@korenni I’m so glad you mentioned what’s going on in Memphis. I remember visiting the Civil Rights Museum on a field trip in the 4th grade, and at the exit of the museum, there’s a statue showing people climbing to the top of a mountain, but no one yet crests the top. The tour guide explained that it was a metaphor for the progress that black Americans had forged for themselves in society, but work was still to be done because racism continues to be an issue and full equality has not yet been achieved. This was such a shock to little white me-- I was like, what do you mean, it’s not over?? It was so poignant that I remember it so vividly into adulthood.
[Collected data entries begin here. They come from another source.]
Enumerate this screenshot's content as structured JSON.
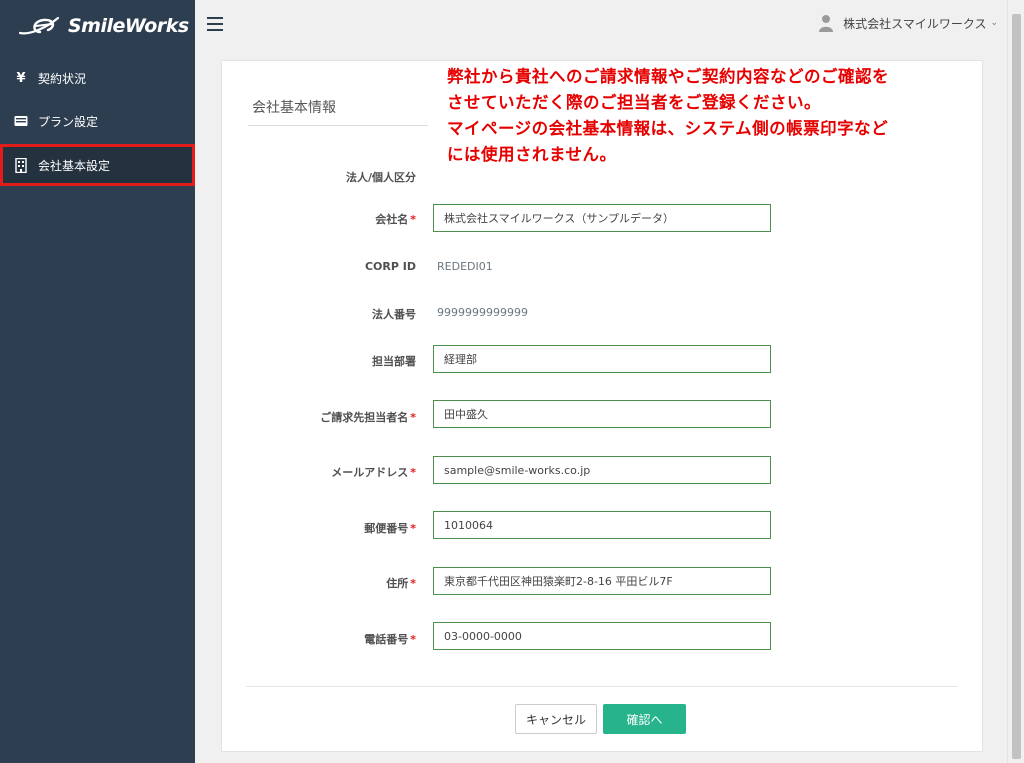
{
  "brand": {
    "name": "SmileWorks"
  },
  "sidebar": {
    "items": [
      {
        "label": "契約状況",
        "icon": "yen-icon"
      },
      {
        "label": "プラン設定",
        "icon": "card-icon"
      },
      {
        "label": "会社基本設定",
        "icon": "building-icon",
        "active": true
      }
    ]
  },
  "header": {
    "user_name": "株式会社スマイルワークス",
    "caret": "⌄"
  },
  "section": {
    "title": "会社基本情報"
  },
  "notice": {
    "lines": [
      "弊社から貴社へのご請求情報やご契約内容などのご確認を",
      "させていただく際のご担当者をご登録ください。",
      "マイページの会社基本情報は、システム側の帳票印字など",
      "には使用されません。"
    ]
  },
  "form": {
    "required_mark": "*",
    "corp_type": {
      "label": "法人/個人区分"
    },
    "company_name": {
      "label": "会社名",
      "value": "株式会社スマイルワークス（サンプルデータ）"
    },
    "corp_id": {
      "label": "CORP ID",
      "value": "REDEDI01"
    },
    "corp_number": {
      "label": "法人番号",
      "value": "9999999999999"
    },
    "department": {
      "label": "担当部署",
      "value": "経理部"
    },
    "billing_contact": {
      "label": "ご請求先担当者名",
      "value": "田中盛久"
    },
    "email": {
      "label": "メールアドレス",
      "value": "sample@smile-works.co.jp"
    },
    "postal_code": {
      "label": "郵便番号",
      "value": "1010064"
    },
    "address": {
      "label": "住所",
      "value": "東京都千代田区神田猿楽町2-8-16 平田ビル7F"
    },
    "phone": {
      "label": "電話番号",
      "value": "03-0000-0000"
    }
  },
  "buttons": {
    "cancel": "キャンセル",
    "confirm": "確認へ"
  },
  "colors": {
    "sidebar_bg": "#2d3e50",
    "accent": "#27b38c",
    "notice_red": "#e60000",
    "highlight_border": "#e21b1b",
    "field_border": "#4d8f4d"
  }
}
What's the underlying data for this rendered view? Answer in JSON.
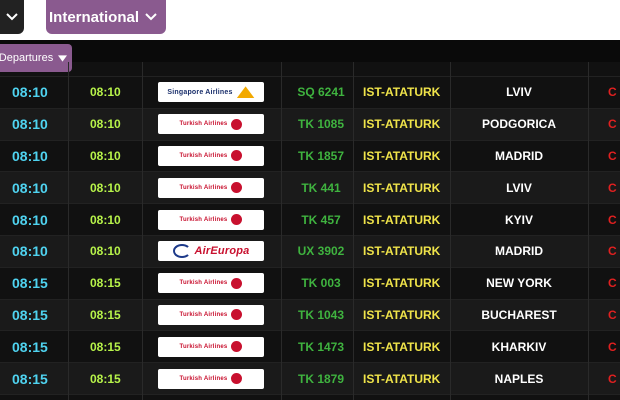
{
  "header": {
    "tab_international": "International",
    "departures_label": "Departures"
  },
  "flights": [
    {
      "scheduled": "08:10",
      "actual": "08:10",
      "airline": "Singapore Airlines",
      "logo": "sq",
      "flight": "SQ 6241",
      "from": "IST-ATATURK",
      "city": "LVIV",
      "status": "C"
    },
    {
      "scheduled": "08:10",
      "actual": "08:10",
      "airline": "Turkish Airlines",
      "logo": "tk",
      "flight": "TK 1085",
      "from": "IST-ATATURK",
      "city": "PODGORICA",
      "status": "C"
    },
    {
      "scheduled": "08:10",
      "actual": "08:10",
      "airline": "Turkish Airlines",
      "logo": "tk",
      "flight": "TK 1857",
      "from": "IST-ATATURK",
      "city": "MADRID",
      "status": "C"
    },
    {
      "scheduled": "08:10",
      "actual": "08:10",
      "airline": "Turkish Airlines",
      "logo": "tk",
      "flight": "TK 441",
      "from": "IST-ATATURK",
      "city": "LVIV",
      "status": "C"
    },
    {
      "scheduled": "08:10",
      "actual": "08:10",
      "airline": "Turkish Airlines",
      "logo": "tk",
      "flight": "TK 457",
      "from": "IST-ATATURK",
      "city": "KYIV",
      "status": "C"
    },
    {
      "scheduled": "08:10",
      "actual": "08:10",
      "airline": "AirEuropa",
      "logo": "ae",
      "flight": "UX 3902",
      "from": "IST-ATATURK",
      "city": "MADRID",
      "status": "C"
    },
    {
      "scheduled": "08:15",
      "actual": "08:15",
      "airline": "Turkish Airlines",
      "logo": "tk",
      "flight": "TK 003",
      "from": "IST-ATATURK",
      "city": "NEW YORK",
      "status": "C"
    },
    {
      "scheduled": "08:15",
      "actual": "08:15",
      "airline": "Turkish Airlines",
      "logo": "tk",
      "flight": "TK 1043",
      "from": "IST-ATATURK",
      "city": "BUCHAREST",
      "status": "C"
    },
    {
      "scheduled": "08:15",
      "actual": "08:15",
      "airline": "Turkish Airlines",
      "logo": "tk",
      "flight": "TK 1473",
      "from": "IST-ATATURK",
      "city": "KHARKIV",
      "status": "C"
    },
    {
      "scheduled": "08:15",
      "actual": "08:15",
      "airline": "Turkish Airlines",
      "logo": "tk",
      "flight": "TK 1879",
      "from": "IST-ATATURK",
      "city": "NAPLES",
      "status": "C"
    }
  ],
  "colors": {
    "scheduled": "#4fd3f0",
    "actual": "#b7f34a",
    "flight": "#3fb33f",
    "from": "#f0e44a",
    "city": "#ffffff",
    "status": "#e02020",
    "accent": "#8a5a8f"
  }
}
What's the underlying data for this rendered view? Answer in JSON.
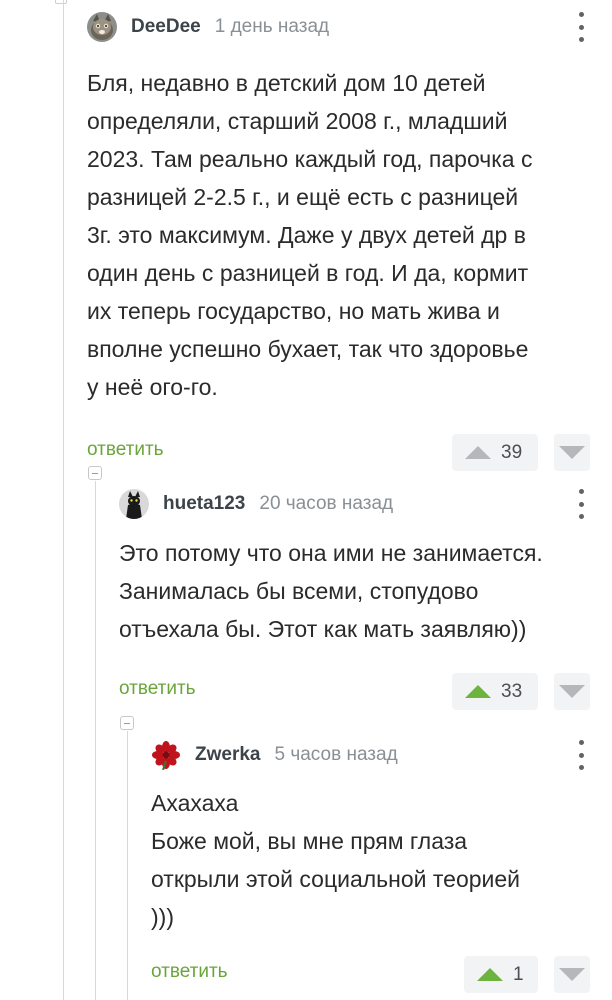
{
  "comments": [
    {
      "author": "DeeDee",
      "time": "1 день назад",
      "lines": [
        "Бля, недавно в детский дом 10 детей",
        "определяли, старший 2008 г., младший",
        "2023. Там реально каждый год, парочка с",
        "разницей 2-2.5 г., и ещё есть с разницей",
        "3г. это максимум. Даже у двух детей др в",
        "один день с разницей в год. И да, кормит",
        "их теперь государство, но мать жива и",
        "вполне успешно бухает, так что здоровье",
        "у неё ого-го."
      ],
      "reply_label": "ответить",
      "score": "39",
      "upvoted": false,
      "avatar_icon": "cat-photo-avatar"
    },
    {
      "author": "hueta123",
      "time": "20 часов назад",
      "lines": [
        "Это потому что она ими не занимается.",
        "Занималась бы всеми, стопудово",
        "отъехала бы. Этот как мать заявляю))"
      ],
      "reply_label": "ответить",
      "score": "33",
      "upvoted": true,
      "avatar_icon": "black-cat-avatar"
    },
    {
      "author": "Zwerka",
      "time": "5 часов назад",
      "lines": [
        "Ахахаха",
        "Боже мой, вы мне прям глаза",
        "открыли этой социальной теорией",
        ")))"
      ],
      "reply_label": "ответить",
      "score": "1",
      "upvoted": true,
      "avatar_icon": "red-flower-avatar"
    }
  ],
  "colors": {
    "reply": "#6aa53a",
    "upvote_active": "#6cb33f",
    "vote_inactive": "#b4b8bb",
    "vote_bg": "#f2f3f4",
    "time": "#8a8f94"
  }
}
But as a fellow Tennessean, I’m still appalled at how far we have to go as a state. Places like Memphis and my hometown of Nashville are increasingly acknowledging the dark legacy of slavery and Jim Crow. My family lives in the same neighborhood as that ugly ass Nathan Bedford Forrest statue along I-65, and we drive by it nearly every day. I’m glad someone defaced it (although, if I have a bone to pick about the defacement, it’s the use of the color pink. I think red to symbolize the blood that man has on his hands, instead of pink, a color associated with the “feminine” in our culture, thereby intending to insult his image by “negating” his masculinity).
However, there is still a bust of Nathan Bedford Forrest on display at the state Captitol building in Nashville. Like, really, what the hell?? There are other things we can do better at as a state, as well. I went to undergrad at the University of Tennessee at Chattanooga, and the city has the now-lovely Walnut Street Bridge with a dark, dark history. Two black men were lynched on the bridge, but casual passers-by would never, ever know it, because there are no plaques on or near the bridge recounting this.
It’s not just a Southern problem, either. I now live in LA, where the Santa Anita racetrack was once a holding center for Japanese Americans on the way to internment camps in WWII. According to this article from the LA Times: “A plaque near the entrance on the sprawling grounds of the Santa Anita racetrack is the sole reminder of the track’s place in World War II history as the nation’s largest assembly center for Japanese Americans on their way to internment camps.” So I think this is getting back to @tralfamadore 's point, that places like Dachau show how Germany as a nation is trying to fully recognize and atone for its history. Here, we largely just try to “move on.” Places like the Civil Rights Museum in Memphis and the Japanese American National Museum in LA absolutely help and are cornerstones of historical understanding in this country, but you have to take it upon yourself to visit these places to fully realize the histories of the places you may walk by every day. So I’m really glad to hear of Memphis’s lynching memorial initiative. It’s way overdue.